Bondi uses #F6F0E4 (canvas) and #E5DDCF (sidebar) — warm sandy tones. The concept works thematically but falls short visually:

  • border-default: #CFC4B3 is derived as a slightly darker warm tone. On light sandy backgrounds, this border is faint and provides insufficient visual separation between the sidebar, panels, and worktree cards. The worktree section headers blend into the card body.
  • surface-grid: #E8E2D6 is only a few tones away from surface-canvas — the grid background (which separates panels) barely reads as a structural element.
  • The border-subtle and border-divider tokens are derived via the createCanopyTokens helper using opacity-based formulas that were calibrated for dark themes. On Bondi's warm light surfaces, these produce borders that are nearly invisible (see issue Improve theme token coverage to fix washed-out light themes #3346).
  • text-muted: #6E746D is a cool grey-green against warm sandy surfaces — slightly off-character for the warm beach palette and potentially lower contrast than needed for secondary text.
  • activity-active: #22c55e and activity-working: #22c55e use the dark-theme neon green.
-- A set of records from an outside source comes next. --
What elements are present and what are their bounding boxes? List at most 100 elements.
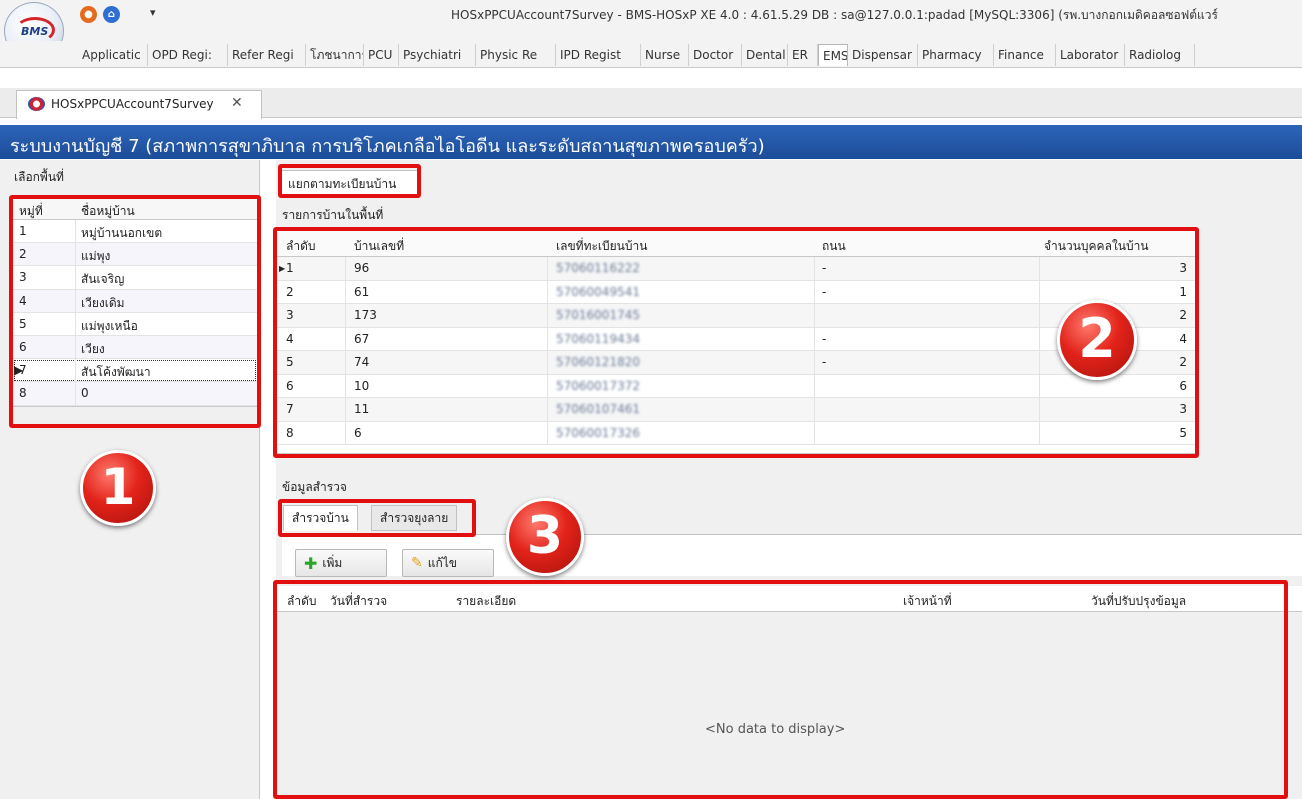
ribbon-tab-dispensar[interactable]: Dispensar: [848, 44, 918, 66]
village-row[interactable]: 5 แม่พุงเหนือ: [13, 312, 257, 336]
column-header-registration-no[interactable]: เลขที่ทะเบียนบ้าน: [556, 237, 647, 256]
village-row[interactable]: 4 เวียงเดิม: [13, 289, 257, 313]
house-row[interactable]: ▶ 1 96 57060116222 - 3: [277, 257, 1195, 281]
ribbon-tab-psychiatri[interactable]: Psychiatri: [399, 44, 476, 66]
column-header-survey-seq[interactable]: ลำดับ: [287, 592, 317, 611]
lock-icon[interactable]: ●: [80, 6, 97, 23]
village-row[interactable]: 6 เวียง: [13, 335, 257, 360]
village-row[interactable]: ▶ 7 สันโค้งพัฒนา: [13, 359, 257, 383]
ribbon-tab-refer-regi[interactable]: Refer Regi: [228, 44, 306, 66]
house-no-cell: 61: [354, 284, 370, 299]
ribbon-tab-opd-regi[interactable]: OPD Regi:: [148, 44, 228, 66]
village-name-cell: สันเจริญ: [81, 272, 125, 287]
column-header-survey-detail[interactable]: รายละเอียด: [456, 592, 516, 611]
village-name-cell: 0: [81, 386, 89, 401]
column-header-persons[interactable]: จำนวนบุคคลในบ้าน: [1044, 237, 1149, 256]
column-divider: [1039, 421, 1040, 444]
village-row[interactable]: 2 แม่พุง: [13, 243, 257, 267]
column-header-road[interactable]: ถนน: [822, 237, 846, 256]
column-divider: [75, 220, 76, 243]
village-grid[interactable]: หมู่ที่ ชื่อหมู่บ้าน 1 หมู่บ้านนอกเขต 2 แม่…: [12, 198, 258, 407]
tab-mosquito-survey[interactable]: สำรวจยุงลาย: [371, 505, 458, 531]
column-header-survey-officer[interactable]: เจ้าหน้าที่: [903, 592, 952, 611]
ribbon-tab-nurse[interactable]: Nurse: [641, 44, 689, 66]
village-name-cell: สันโค้งพัฒนา: [81, 365, 151, 380]
village-no-cell: 1: [19, 224, 27, 238]
column-divider: [75, 382, 76, 405]
ribbon-tab-doctor[interactable]: Doctor: [689, 44, 742, 66]
home-icon[interactable]: ⌂: [103, 6, 120, 23]
column-header-survey-date[interactable]: วันที่สำรวจ: [330, 592, 387, 611]
village-no-cell: 8: [19, 386, 27, 401]
column-divider: [547, 280, 548, 303]
add-button[interactable]: ✚ เพิ่ม: [295, 549, 387, 577]
persons-cell: 5: [1179, 425, 1187, 440]
house-row[interactable]: 2 61 57060049541 - 1: [277, 280, 1195, 304]
house-row[interactable]: 5 74 57060121820 - 2: [277, 351, 1195, 375]
column-divider: [814, 374, 815, 397]
ribbon-tab-pcu[interactable]: PCU: [364, 44, 399, 66]
village-row[interactable]: 3 สันเจริญ: [13, 266, 257, 290]
column-header-survey-updated[interactable]: วันที่ปรับปรุงข้อมูล: [1091, 592, 1186, 611]
ribbon-tab-ipd-regist[interactable]: IPD Regist: [556, 44, 641, 66]
step-badge-1: 1: [80, 450, 156, 526]
column-divider: [345, 280, 346, 303]
column-divider: [814, 304, 815, 327]
persons-cell: 6: [1179, 378, 1187, 393]
column-divider: [75, 289, 76, 312]
column-divider: [547, 257, 548, 280]
column-divider: [75, 243, 76, 266]
column-header-village-no[interactable]: หมู่ที่: [19, 202, 43, 221]
registration-no-cell: 57060119434: [556, 331, 640, 346]
column-divider: [345, 327, 346, 350]
tab-house-survey[interactable]: สำรวจบ้าน: [283, 505, 358, 531]
column-divider: [345, 257, 346, 280]
column-header-seq[interactable]: ลำดับ: [286, 237, 316, 256]
no-data-message: <No data to display>: [705, 722, 846, 737]
seq-cell: 6: [286, 378, 294, 393]
column-divider: [547, 351, 548, 374]
column-divider: [75, 312, 76, 335]
village-name-cell: หมู่บ้านนอกเขต: [81, 226, 163, 240]
column-divider: [345, 374, 346, 397]
house-row[interactable]: 6 10 57060017372 6: [277, 374, 1195, 398]
road-cell: -: [822, 284, 827, 299]
house-row[interactable]: 8 6 57060017326 5: [277, 421, 1195, 445]
seq-cell: 8: [286, 425, 294, 440]
village-no-cell: 6: [19, 339, 27, 354]
survey-grid[interactable]: ลำดับ วันที่สำรวจ รายละเอียด เจ้าหน้าที่…: [276, 586, 1302, 799]
village-name-cell: แม่พุง: [81, 249, 111, 264]
survey-data-caption: ข้อมูลสำรวจ: [282, 480, 347, 494]
ribbon-tab-ems[interactable]: EMS: [818, 44, 848, 66]
ribbon-tab-applicatic[interactable]: Applicatic: [78, 44, 148, 66]
ribbon-tab-finance[interactable]: Finance: [994, 44, 1056, 66]
quick-access-dropdown-icon[interactable]: ▾: [150, 6, 156, 19]
seq-cell: 1: [286, 261, 294, 275]
close-icon[interactable]: ✕: [231, 95, 243, 111]
column-header-village-name[interactable]: ชื่อหมู่บ้าน: [81, 202, 135, 221]
registration-no-cell: 57060017326: [556, 425, 640, 440]
village-row[interactable]: 1 หมู่บ้านนอกเขต: [13, 220, 257, 244]
column-divider: [547, 421, 548, 444]
ribbon-tab-er[interactable]: ER: [788, 44, 818, 66]
house-row[interactable]: 7 11 57060107461 3: [277, 398, 1195, 422]
persons-cell: 2: [1179, 355, 1187, 369]
column-divider: [345, 304, 346, 327]
village-row[interactable]: 80: [13, 382, 257, 406]
column-header-house-no[interactable]: บ้านเลขที่: [354, 237, 404, 256]
ribbon-tab-physic-re[interactable]: Physic Re: [476, 44, 556, 66]
house-list-caption: รายการบ้านในพื้นที่: [282, 208, 384, 222]
house-no-cell: 173: [354, 308, 377, 322]
edit-button[interactable]: ✎ แก้ไข: [402, 549, 494, 577]
ribbon-tab-laborator[interactable]: Laborator: [1056, 44, 1125, 66]
persons-cell: 2: [1179, 308, 1187, 322]
column-divider: [345, 398, 346, 421]
ribbon-tab-radiolog[interactable]: Radiolog: [1125, 44, 1195, 66]
step-badge-3: 3: [506, 498, 584, 576]
ribbon-tab-dental[interactable]: Dental: [742, 44, 788, 66]
current-row-indicator-icon: ▶: [279, 264, 286, 273]
house-no-cell: 6: [354, 425, 362, 440]
ribbon-tab-pharmacy[interactable]: Pharmacy: [918, 44, 994, 66]
ribbon-tab-[interactable]: โภชนาการ: [306, 44, 364, 66]
house-row[interactable]: 3 173 57016001745 2: [277, 304, 1195, 328]
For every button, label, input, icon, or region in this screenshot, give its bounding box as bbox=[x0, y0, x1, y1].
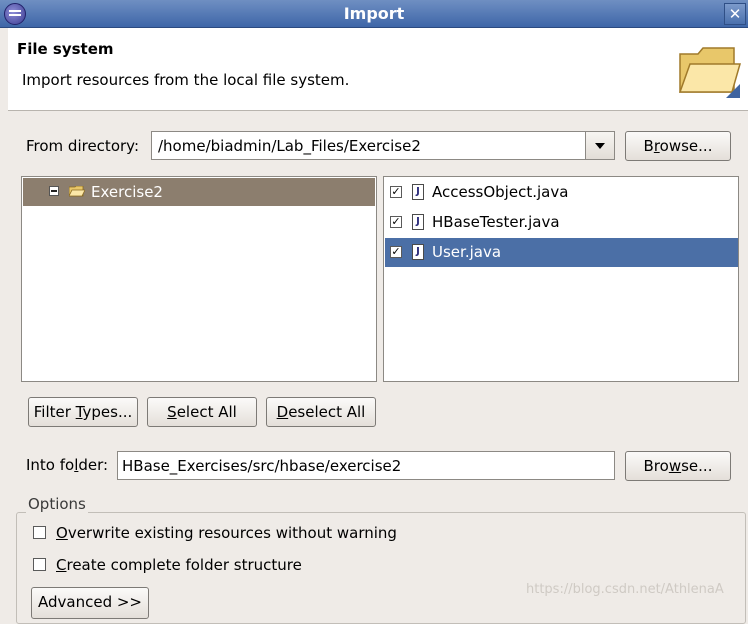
into-folder-value: HBase_Exercises/src/hbase/exercise2 bbox=[122, 457, 402, 475]
deselect-all-button[interactable]: Deselect All bbox=[266, 397, 376, 427]
file-checkbox[interactable]: ✓ bbox=[390, 246, 402, 258]
file-item-accessobject[interactable]: ✓ J AccessObject.java bbox=[385, 178, 738, 207]
wizard-header: File system Import resources from the lo… bbox=[8, 28, 748, 111]
java-file-icon: J bbox=[412, 184, 424, 200]
from-directory-label: From directory: bbox=[26, 137, 139, 155]
chevron-down-icon[interactable] bbox=[585, 132, 614, 159]
create-structure-label: Create complete folder structure bbox=[56, 556, 302, 574]
collapse-icon[interactable] bbox=[49, 186, 59, 196]
file-item-hbasetester[interactable]: ✓ J HBaseTester.java bbox=[385, 208, 738, 237]
watermark: https://blog.csdn.net/AthlenaA bbox=[526, 582, 724, 597]
into-folder-label: Into folder: bbox=[26, 456, 109, 474]
folder-open-icon bbox=[678, 47, 741, 98]
title-bar: Import ✕ bbox=[0, 0, 748, 28]
select-all-button[interactable]: Select All bbox=[147, 397, 257, 427]
folder-icon bbox=[69, 186, 85, 197]
browse-folder-button[interactable]: Browse... bbox=[625, 451, 731, 481]
file-name: HBaseTester.java bbox=[432, 213, 560, 231]
file-list[interactable]: ✓ J AccessObject.java ✓ J HBaseTester.ja… bbox=[383, 176, 739, 382]
tree-item-exercise2[interactable]: Exercise2 bbox=[23, 178, 375, 206]
window-title: Import bbox=[343, 4, 405, 23]
into-folder-field[interactable]: HBase_Exercises/src/hbase/exercise2 bbox=[117, 451, 615, 480]
tree-item-label: Exercise2 bbox=[91, 183, 163, 201]
file-checkbox[interactable]: ✓ bbox=[390, 186, 402, 198]
from-directory-combo[interactable]: /home/biadmin/Lab_Files/Exercise2 bbox=[151, 131, 615, 160]
folder-tree[interactable]: Exercise2 bbox=[21, 176, 377, 382]
filter-types-button[interactable]: Filter Types... bbox=[28, 397, 138, 427]
java-file-icon: J bbox=[412, 214, 424, 230]
advanced-button[interactable]: Advanced >> bbox=[31, 587, 149, 619]
browse-directory-button[interactable]: Browse... bbox=[625, 131, 731, 161]
file-item-user[interactable]: ✓ J User.java bbox=[385, 238, 738, 267]
options-group-label: Options bbox=[26, 495, 88, 513]
file-name: User.java bbox=[432, 243, 502, 261]
create-structure-checkbox[interactable] bbox=[33, 558, 46, 571]
file-name: AccessObject.java bbox=[432, 183, 569, 201]
from-directory-value: /home/biadmin/Lab_Files/Exercise2 bbox=[158, 137, 421, 155]
overwrite-label: Overwrite existing resources without war… bbox=[56, 524, 397, 542]
java-file-icon: J bbox=[412, 244, 424, 260]
page-title: File system bbox=[17, 40, 114, 58]
close-icon[interactable]: ✕ bbox=[724, 3, 746, 25]
overwrite-checkbox[interactable] bbox=[33, 526, 46, 539]
file-checkbox[interactable]: ✓ bbox=[390, 216, 402, 228]
page-description: Import resources from the local file sys… bbox=[22, 71, 350, 89]
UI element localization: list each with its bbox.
On a light warm surface, this green is very vivid and feels jarring compared to the muted coastal palette.
  • The terminal palette uses deep high-contrast colors (e.g. terminal-blue: #2B5573) that look fine but could be more specifically tuned to the Bondi beach palette (ocean blue, coral red) for a more cohesive feel.
  • The E2E light theme smoke test (core-light-theme-smoke.spec.ts) currently flags Bondi for worktreeSectionContrast — the contrast between the worktree card sections is too low, confirming the visual flatness.

Relevant code:

Desired Behavior

Bondi should read as a bright coastal day: warm sun-bleached sand surfaces with clear blue ocean accents and lush coastal green. Surfaces should have unmistakable hierarchy — sidebar recedes, panels pop forward, borders are visible but not heavy. Specifically:

  • Sidebar should be noticeably distinct from the canvas — a sand color while the canvas is closer to sun-bleached white, or vice versa.
  • Worktree card sections, headers, and borders should be clearly separated.
  • Agent state indicators should use activity colors appropriate for a light theme — not neon green on cream.
  • The overall feel should be bright, airy, and Australian coastal — clearly distinct from the more European/neutral Svalbard theme.

Verification Workflow

  1. Apply the theme: await setAppTheme(window, "bondi").
  2. Run getThemeChromeMetrics — verify worktreeSectionContrast ≥ 1.08 and quickRunFieldBorderContrast ≥ 1.2 pass.
  3. Capture full-page screenshot.
  4. Take targeted screenshots of: sidebar, worktree dashboard, settings panel.
  5. AI visual evaluation: does the theme read as warm coastal? Are surfaces differentiated? Does it feel flat or washed out?
  6. Iterate; npm run check.

Acceptance Criteria

  • E2E smoke test passes: worktreeSectionContrast ≥ 1.08 and quickRunFieldBorderContrast ≥ 1.2 for Bondi.
  • The sidebar is visually distinct from the canvas background at a glance.
  • Worktree card sections (header, body, details) have visible separation.
  • Agent state indicators (activity-active, activity-waiting) read clearly without being jarring on the warm light surface.
  • Screenshot evaluation confirms the theme reads as bright, warm, and coastal — not washed-out or flat.
  • All E2E tests pass.

Dependencies

Depends on #3346 for the improved token coverage that makes explicit border values respected per-theme.